Whilst there have been improvements in health services and systems in the region, rural populations still have difficulty accessing basic health services. In Guatemala, it is estimated that basic health and nutrition services meet only 54% of the needs of the rural population (World Bank, Universal Healthcare on the rise in Latin America. 2013). Similarly, in Honduras, 88.3% of the total population receives care from the Ministry of Health. However, the majority of health services are located in the most developed cities, not easily accessible for rural and indigenous populations (Pan American Health Organization, Health Systems Profile: Honduras, in Monitoring and Analyzing Health Systems Change/Reform. 2009).
In terms of surgery, the WFSA’s analysis of the global anaesthesia workforce found that Guatemala has only 1.9 anaesthesia providers per 100,000, El Salvador 2.71, Honduras 2.23, and Nicaragua 4.11 (World Federation of Societies of Anaesthesiologists (WFSA).
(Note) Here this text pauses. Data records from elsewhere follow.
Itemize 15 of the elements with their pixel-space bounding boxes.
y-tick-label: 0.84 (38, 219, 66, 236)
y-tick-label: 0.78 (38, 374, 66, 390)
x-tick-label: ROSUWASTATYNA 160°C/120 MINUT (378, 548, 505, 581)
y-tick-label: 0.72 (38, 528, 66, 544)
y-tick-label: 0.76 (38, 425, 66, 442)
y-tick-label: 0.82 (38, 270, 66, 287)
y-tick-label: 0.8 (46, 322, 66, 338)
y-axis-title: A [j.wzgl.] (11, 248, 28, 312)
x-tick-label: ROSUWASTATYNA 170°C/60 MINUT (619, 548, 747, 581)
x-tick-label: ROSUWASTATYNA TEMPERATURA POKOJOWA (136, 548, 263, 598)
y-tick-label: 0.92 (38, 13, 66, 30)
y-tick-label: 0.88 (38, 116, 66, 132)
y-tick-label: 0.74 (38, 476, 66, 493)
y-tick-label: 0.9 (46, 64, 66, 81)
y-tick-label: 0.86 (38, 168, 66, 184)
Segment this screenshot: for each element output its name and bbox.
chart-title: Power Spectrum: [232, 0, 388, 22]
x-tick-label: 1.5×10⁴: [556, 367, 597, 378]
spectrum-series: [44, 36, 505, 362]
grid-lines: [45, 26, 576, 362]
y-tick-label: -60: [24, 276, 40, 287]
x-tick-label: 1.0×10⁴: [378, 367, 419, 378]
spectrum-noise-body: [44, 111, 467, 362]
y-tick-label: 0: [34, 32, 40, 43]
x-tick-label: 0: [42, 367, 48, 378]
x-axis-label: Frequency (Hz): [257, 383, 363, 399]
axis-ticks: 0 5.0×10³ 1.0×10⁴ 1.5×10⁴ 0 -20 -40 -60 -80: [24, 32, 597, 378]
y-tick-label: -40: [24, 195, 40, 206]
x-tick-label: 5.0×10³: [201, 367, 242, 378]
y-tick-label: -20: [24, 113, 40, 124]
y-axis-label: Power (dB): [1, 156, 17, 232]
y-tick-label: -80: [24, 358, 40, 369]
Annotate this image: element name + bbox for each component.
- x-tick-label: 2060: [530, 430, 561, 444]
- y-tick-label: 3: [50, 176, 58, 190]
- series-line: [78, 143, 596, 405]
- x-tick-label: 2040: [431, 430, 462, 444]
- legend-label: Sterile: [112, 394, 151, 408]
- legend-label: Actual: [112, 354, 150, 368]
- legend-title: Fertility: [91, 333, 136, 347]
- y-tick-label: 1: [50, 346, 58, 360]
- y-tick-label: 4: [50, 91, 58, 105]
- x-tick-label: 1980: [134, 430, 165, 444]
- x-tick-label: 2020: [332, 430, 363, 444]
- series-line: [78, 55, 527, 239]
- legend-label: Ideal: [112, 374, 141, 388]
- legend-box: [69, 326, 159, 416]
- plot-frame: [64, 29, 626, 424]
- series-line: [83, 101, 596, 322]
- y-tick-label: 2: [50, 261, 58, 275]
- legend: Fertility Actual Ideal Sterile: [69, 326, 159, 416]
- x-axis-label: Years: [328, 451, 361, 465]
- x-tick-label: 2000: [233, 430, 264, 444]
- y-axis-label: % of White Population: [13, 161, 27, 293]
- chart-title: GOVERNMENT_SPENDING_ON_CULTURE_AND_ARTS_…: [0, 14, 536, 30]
World Anaesthesiology Workforce map. 2017. https://www.wfsahq.org/workforce-map). This compares to over 20 anaesthesia providers per 100,000 in Europe and the United States.
What these numbers mean on the ground are hundreds of thousands of people in Central America lacking access to safe surgical treatment, with patients facing significantly higher risks compared to those in North America or Europe. Surgical teams in these Central American countries must work at maximum capacity under the most challenging conditions, facing the devastating impact losses of patient deaths that they know to be avoidable with the right equipment and environment.